When a partner is dissimilar from us in a specific way or has traits that are extreme—"She's super enthusiastic! "—we sometimes see these as highly attractive qualities during relationship initiation, but they later become highly qualities that can reduce relationship satisfaction.
Married people experience less depression and fewer struggles with alcohol, according to a study published in the "Journal of Marriage and Family" in 1996.
Instead of spending your weekends at parties drinking alcohol and potentially waking up the next day with regrets, marriage will give you the opportunity to spend more of your time with a person who loves you, and will hold you accountable to make the best decisions for yourself and your relationship.
When a person decides to date instead of marry at a young age, it gives him the opportunity to build a firm financial foundation for himself, as well as establish his identity before entering into the commitment of marriage.
Women who postpone marriage are less likely to divorce, more likely to achieve economic stability for themselves and also more likely to be satisfied with their work and family commitments, according to Kathleen Gerson, author of "The Unfinished Revolution: Coming of Age in a New Era of Gender, Work, and Family." While you may be tempted to rush into marriage with the person you love, continuing to date will give you the chance to be truly ready when you decide to say "I do."Making the decision to date instead of getting married will result in less relationship stability.

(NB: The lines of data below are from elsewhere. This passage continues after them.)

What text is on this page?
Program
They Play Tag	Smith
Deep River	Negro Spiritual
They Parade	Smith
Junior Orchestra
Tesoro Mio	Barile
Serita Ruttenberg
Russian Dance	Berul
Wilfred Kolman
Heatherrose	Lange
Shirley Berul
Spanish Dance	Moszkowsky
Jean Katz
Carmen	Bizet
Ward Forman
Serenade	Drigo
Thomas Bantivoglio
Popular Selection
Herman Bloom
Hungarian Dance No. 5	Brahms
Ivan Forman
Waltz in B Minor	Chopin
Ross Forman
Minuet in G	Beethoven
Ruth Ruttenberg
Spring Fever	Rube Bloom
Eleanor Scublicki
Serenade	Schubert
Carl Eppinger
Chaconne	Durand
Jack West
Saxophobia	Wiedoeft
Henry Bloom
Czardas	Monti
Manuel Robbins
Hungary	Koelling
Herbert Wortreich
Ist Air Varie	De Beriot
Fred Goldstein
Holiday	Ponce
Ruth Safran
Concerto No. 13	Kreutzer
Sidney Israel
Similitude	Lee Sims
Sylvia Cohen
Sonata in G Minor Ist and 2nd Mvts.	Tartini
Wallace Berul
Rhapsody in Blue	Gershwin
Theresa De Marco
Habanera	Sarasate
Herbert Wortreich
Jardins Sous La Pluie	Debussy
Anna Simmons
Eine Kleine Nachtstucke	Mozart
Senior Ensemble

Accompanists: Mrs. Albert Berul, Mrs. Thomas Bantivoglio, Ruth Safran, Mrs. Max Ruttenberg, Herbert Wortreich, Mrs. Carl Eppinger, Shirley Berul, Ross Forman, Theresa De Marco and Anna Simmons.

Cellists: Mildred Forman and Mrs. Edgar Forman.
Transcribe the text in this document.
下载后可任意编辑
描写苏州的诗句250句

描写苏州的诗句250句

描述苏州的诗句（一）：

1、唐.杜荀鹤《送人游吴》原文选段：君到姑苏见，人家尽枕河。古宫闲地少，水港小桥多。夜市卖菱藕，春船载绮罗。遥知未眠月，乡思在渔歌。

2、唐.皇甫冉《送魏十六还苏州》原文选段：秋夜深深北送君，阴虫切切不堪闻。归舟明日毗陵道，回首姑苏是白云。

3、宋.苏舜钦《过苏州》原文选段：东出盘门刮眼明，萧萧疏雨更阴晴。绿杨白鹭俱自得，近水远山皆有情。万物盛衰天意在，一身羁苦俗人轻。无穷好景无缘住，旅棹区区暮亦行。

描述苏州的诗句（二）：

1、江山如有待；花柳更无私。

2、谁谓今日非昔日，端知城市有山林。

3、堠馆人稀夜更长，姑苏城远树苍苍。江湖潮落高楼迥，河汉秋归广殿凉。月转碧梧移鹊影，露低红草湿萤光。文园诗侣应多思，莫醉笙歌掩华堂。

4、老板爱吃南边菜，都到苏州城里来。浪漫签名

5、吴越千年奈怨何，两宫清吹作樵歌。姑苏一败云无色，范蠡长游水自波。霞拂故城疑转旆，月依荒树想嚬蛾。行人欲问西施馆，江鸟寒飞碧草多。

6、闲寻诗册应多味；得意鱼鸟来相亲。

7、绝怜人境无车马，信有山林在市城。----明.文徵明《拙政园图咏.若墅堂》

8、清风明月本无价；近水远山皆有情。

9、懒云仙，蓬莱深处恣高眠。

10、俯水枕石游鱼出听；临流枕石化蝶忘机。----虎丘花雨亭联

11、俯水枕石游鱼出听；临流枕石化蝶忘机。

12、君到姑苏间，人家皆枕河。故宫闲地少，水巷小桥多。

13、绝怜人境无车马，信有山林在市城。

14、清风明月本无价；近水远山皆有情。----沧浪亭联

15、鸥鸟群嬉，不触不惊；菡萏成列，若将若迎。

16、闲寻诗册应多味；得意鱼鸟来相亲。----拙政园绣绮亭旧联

Prior to entering a long-term commitment, consideration of you and your partner's long-term compatibility along the dimensions that connected you could be an important step in identifying potential "fatal attractions." 5.
Do you expect that things will be different in marriage?

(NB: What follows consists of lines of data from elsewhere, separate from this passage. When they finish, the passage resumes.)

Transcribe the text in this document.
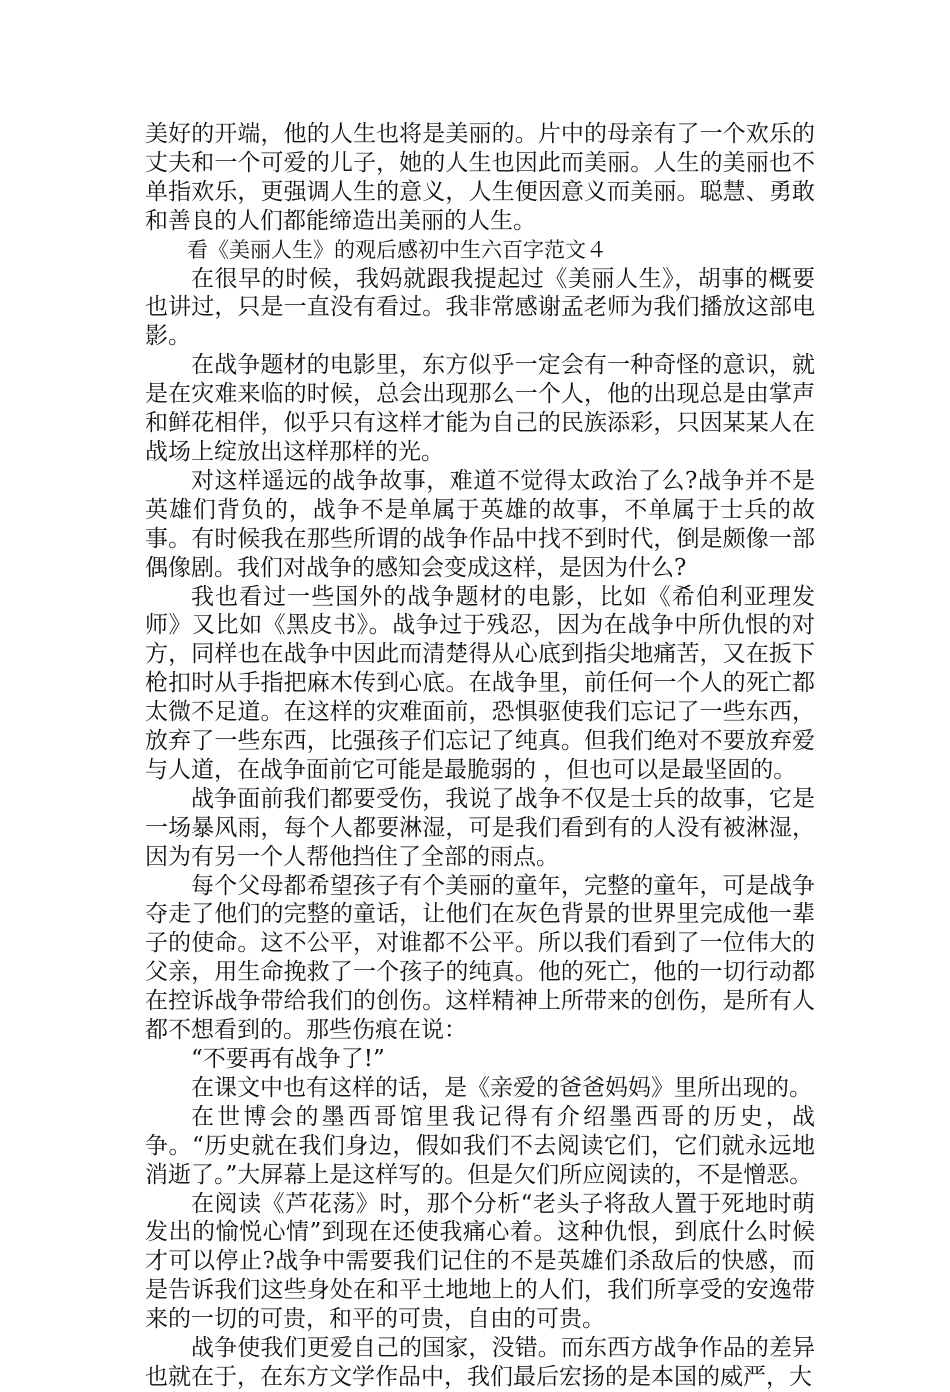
美好的开端，他的人生也将是美丽的。片中的母亲有了一个欢乐的丈夫和一个可爱的儿子，她的人生也因此而美丽。人生的美丽也不单指欢乐，更强调人生的意义，人生便因意义而美丽。聪慧、勇敢和善良的人们都能缔造出美丽的人生。

看《美丽人生》的观后感初中生六百字范文４

在很早的时候，我妈就跟我提起过《美丽人生》，胡事的概要也讲过，只是一直没有看过。我非常感谢孟老师为我们播放这部电影。

在战争题材的电影里，东方似乎一定会有一种奇怪的意识，就是在灾难来临的时候，总会出现那么一个人，他的出现总是由掌声和鲜花相伴，似乎只有这样才能为自己的民族添彩，只因某某人在战场上绽放出这样那样的光。

对这样遥远的战争故事，难道不觉得太政治了么?战争并不是英雄们背负的，战争不是单属于英雄的故事，不单属于士兵的故事。有时候我在那些所谓的战争作品中找不到时代，倒是颇像一部偶像剧。我们对战争的感知会变成这样，是因为什么?

我也看过一些国外的战争题材的电影，比如《希伯利亚理发师》又比如《黑皮书》。战争过于残忍，因为在战争中所仇恨的对方，同样也在战争中因此而清楚得从心底到指尖地痛苦，又在扳下枪扣时从手指把麻木传到心底。在战争里，前任何一个人的死亡都太微不足道。在这样的灾难面前，恐惧驱使我们忘记了一些东西，放弃了一些东西，比强孩子们忘记了纯真。但我们绝对不要放弃爱与人道，在战争面前它可能是最脆弱的 ，但也可以是最坚固的。

战争面前我们都要受伤，我说了战争不仅是士兵的故事，它是一场暴风雨，每个人都要淋湿，可是我们看到有的人没有被淋湿，因为有另一个人帮他挡住了全部的雨点。

每个父母都希望孩子有个美丽的童年，完整的童年，可是战争夺走了他们的完整的童话，让他们在灰色背景的世界里完成他一辈子的使命。这不公平，对谁都不公平。所以我们看到了一位伟大的父亲，用生命挽救了一个孩子的纯真。他的死亡，他的一切行动都在控诉战争带给我们的创伤。这样精神上所带来的创伤，是所有人都不想看到的。那些伤痕在说：

“不要再有战争了!”

在课文中也有这样的话，是《亲爱的爸爸妈妈》里所出现的。

在世博会的墨西哥馆里我记得有介绍墨西哥的历史，战争。“历史就在我们身边，假如我们不去阅读它们，它们就永远地消逝了。”大屏幕上是这样写的。但是欠们所应阅读的，不是憎恶。

在阅读《芦花荡》时，那个分析“老头子将敌人置于死地时萌发出的愉悦心情”到现在还使我痛心着。这种仇恨，到底什么时候才可以停止?战争中需要我们记住的不是英雄们杀敌后的快感，而是告诉我们这些身处在和平土地地上的人们，我们所享受的安逸带来的一切的可贵，和平的可贵，自由的可贵。

战争使我们更爱自己的国家，没错。而东西方战争作品的差异也就在于，在东方文学作品中，我们最后宏扬的是本国的威严，大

Many young adults today believe that it is very important to work full time for a year or two before getting married, and that they must be completely financially dependent before entering into such a serious commitment, according to the report "Knot Yet." Furthermore, if your spouse has different ideas of what to spend your money on than you do, you may have difficulty reaching agreements on how to budget the money you make and plan for your future.
Dating provides the opportunity to build a secure foundation before entering into the marriage commitment, but also offers less stability in relationships.
Marriage lowers depression risk, but also may result in financial constraints, especially if a couple marries at a very young age.
It's common for contemporary couples to live together before marriage, but their reasons for doing so appear to predict how happy their marriage will eventually be.
When couples use cohabitation to test out a relationship, or when they cohabitate for practical reasons (e.g., finances), they tend to report less dedication to their relationships and less relationship confidence.